In brief
- Revenue rose 51% to $30.3 million, with exchange-provider volume reaching $1.75 billion in the third quarter.
- Exodus ended the period with $314.7 million in digital and liquid assets, including 2,123 BTC and 2,770 ETH.
- The update follows a slowdown in corporate Bitcoin buying, with companies adding 14,447 BTC in October, the smallest monthly increase of 2025.
NYSE-listed Exodus Movement reported a stronger third-quarter performance this week as firms across the sector leaned more heavily on Bitcoin-driven activity while broader corporate accumulation cooled.
The company reported a 51% year-over-year rise in revenue to $30.3 million in the third quarter, supported by higher swap activity and increased exchange-provider volumes.
Net income rose to $17 million, up from $800,000 a year earlier, according to the company’s Q3 filing. Exchange-provider volume reached $1.75 billion, up 82% from the prior year.
Exodus ended the quarter with 2,123 BTC, 2,770 ETH, and $50.8 million in cash, USDC, and Treasury bills, for total digital and liquid assets valued at $314.7 million.

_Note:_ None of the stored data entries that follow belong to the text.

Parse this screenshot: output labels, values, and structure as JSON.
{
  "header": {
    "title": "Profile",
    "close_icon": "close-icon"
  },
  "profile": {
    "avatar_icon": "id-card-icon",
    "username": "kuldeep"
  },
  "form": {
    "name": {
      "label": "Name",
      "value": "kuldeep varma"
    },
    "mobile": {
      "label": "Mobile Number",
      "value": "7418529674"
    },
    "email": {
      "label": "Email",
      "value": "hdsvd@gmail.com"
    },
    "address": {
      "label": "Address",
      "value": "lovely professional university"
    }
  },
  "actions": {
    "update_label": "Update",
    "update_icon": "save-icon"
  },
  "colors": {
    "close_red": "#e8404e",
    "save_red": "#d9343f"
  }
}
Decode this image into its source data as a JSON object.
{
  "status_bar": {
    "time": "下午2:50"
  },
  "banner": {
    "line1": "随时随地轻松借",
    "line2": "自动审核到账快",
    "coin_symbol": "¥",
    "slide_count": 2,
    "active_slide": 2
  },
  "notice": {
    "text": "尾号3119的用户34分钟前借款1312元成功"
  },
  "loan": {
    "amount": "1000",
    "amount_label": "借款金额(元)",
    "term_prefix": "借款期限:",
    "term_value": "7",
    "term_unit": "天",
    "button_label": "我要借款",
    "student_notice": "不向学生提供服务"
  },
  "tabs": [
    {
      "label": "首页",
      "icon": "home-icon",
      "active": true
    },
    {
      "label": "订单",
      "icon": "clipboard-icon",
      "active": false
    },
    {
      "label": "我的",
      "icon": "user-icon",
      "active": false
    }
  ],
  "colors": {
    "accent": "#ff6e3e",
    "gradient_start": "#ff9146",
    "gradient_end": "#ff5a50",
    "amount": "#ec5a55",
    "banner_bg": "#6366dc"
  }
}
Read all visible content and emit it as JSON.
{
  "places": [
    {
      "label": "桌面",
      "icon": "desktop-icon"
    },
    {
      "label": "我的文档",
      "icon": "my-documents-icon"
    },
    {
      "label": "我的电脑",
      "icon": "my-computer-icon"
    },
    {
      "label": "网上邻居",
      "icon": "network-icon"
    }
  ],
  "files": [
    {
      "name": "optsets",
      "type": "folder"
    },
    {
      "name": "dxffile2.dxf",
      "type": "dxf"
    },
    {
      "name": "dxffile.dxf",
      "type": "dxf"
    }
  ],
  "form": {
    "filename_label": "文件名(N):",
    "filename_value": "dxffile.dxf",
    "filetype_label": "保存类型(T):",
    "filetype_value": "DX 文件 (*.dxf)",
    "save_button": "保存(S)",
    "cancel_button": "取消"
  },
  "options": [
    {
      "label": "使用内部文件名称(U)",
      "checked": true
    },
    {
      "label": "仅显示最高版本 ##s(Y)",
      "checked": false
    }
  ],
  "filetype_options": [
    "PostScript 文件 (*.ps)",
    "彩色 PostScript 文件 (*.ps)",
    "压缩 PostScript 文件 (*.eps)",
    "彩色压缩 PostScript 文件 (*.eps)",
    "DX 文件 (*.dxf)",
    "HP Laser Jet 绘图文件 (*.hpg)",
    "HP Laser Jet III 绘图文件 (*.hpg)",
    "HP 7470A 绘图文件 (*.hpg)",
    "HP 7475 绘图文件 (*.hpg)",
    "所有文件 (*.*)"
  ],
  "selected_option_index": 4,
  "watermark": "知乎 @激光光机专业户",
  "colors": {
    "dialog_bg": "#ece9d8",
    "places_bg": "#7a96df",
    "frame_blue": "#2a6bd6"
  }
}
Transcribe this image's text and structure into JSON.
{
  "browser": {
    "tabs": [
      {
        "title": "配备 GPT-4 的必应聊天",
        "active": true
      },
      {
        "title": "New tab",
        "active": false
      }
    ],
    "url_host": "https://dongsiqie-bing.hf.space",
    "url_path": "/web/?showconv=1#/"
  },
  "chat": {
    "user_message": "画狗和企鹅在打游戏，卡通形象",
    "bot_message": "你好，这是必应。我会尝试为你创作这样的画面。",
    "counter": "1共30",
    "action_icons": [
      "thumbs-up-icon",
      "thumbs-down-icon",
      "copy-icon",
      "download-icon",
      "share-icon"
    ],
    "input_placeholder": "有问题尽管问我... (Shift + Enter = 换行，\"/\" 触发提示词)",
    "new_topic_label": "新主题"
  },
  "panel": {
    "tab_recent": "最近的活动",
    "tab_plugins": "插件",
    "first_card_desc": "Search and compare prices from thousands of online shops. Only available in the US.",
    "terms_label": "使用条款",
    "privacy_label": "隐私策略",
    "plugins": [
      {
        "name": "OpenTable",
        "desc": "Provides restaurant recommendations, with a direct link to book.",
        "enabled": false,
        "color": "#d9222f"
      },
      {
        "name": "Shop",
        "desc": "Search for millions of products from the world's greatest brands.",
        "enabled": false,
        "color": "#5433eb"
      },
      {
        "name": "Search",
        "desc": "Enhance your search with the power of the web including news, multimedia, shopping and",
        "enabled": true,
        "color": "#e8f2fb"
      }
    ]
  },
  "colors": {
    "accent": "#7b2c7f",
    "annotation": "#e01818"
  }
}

Chief Financial Officer James Gernetzke told Decrypt that 60% to 65% of monthly revenue is paid in Bitcoin by third-party liquidity providers that process user swaps.
“As transaction volume increases, particularly on the B2C side, which is our core business, we earn more Bitcoin-based revenue,” he said.
Exodus uses part of that Bitcoin to cover operating expenses, including salaries and vendor bills, and adds the rest to its treasury. The company occasionally converts Bitcoin to USDC to meet liquidity requirements.
Exodus also announced the acquisition of Grateful, a Latin America-based stablecoin payments platform. The company said the deal will expand its payments capabilities and support planned growth in emerging markets.
The update comes as corporate Bitcoin accumulation across the broader market has slowed.
Companies added 14,447 BTC in October, the smallest monthly increase of 2025, after acquiring more than 38,000 BTC in September, Decrypt recently reported.
Total tracked holdings across corporations, governments, and ETFs still reached a record 4.05 million BTC, valued at roughly $444 billion, according to a recent report from BitcoinTreasuries.net. Selling remained limited, with firms offloading only 39 BTC during the month.
Several treasury-focused companies have shifted toward capital-efficiency measures such as buybacks and credit facilities as equity valuations soften and financing conditions tighten.
Analysts estimate that public companies now account for about 5% of Bitcoin’s illiquid supply, with long-term holders making up a growing share of the asset’s base.
Gernetzke said Bitcoin-denominated revenue remains central to Exodus’s operating model, with the company aiming to integrate the Grateful acquisition as it expands its payments offering.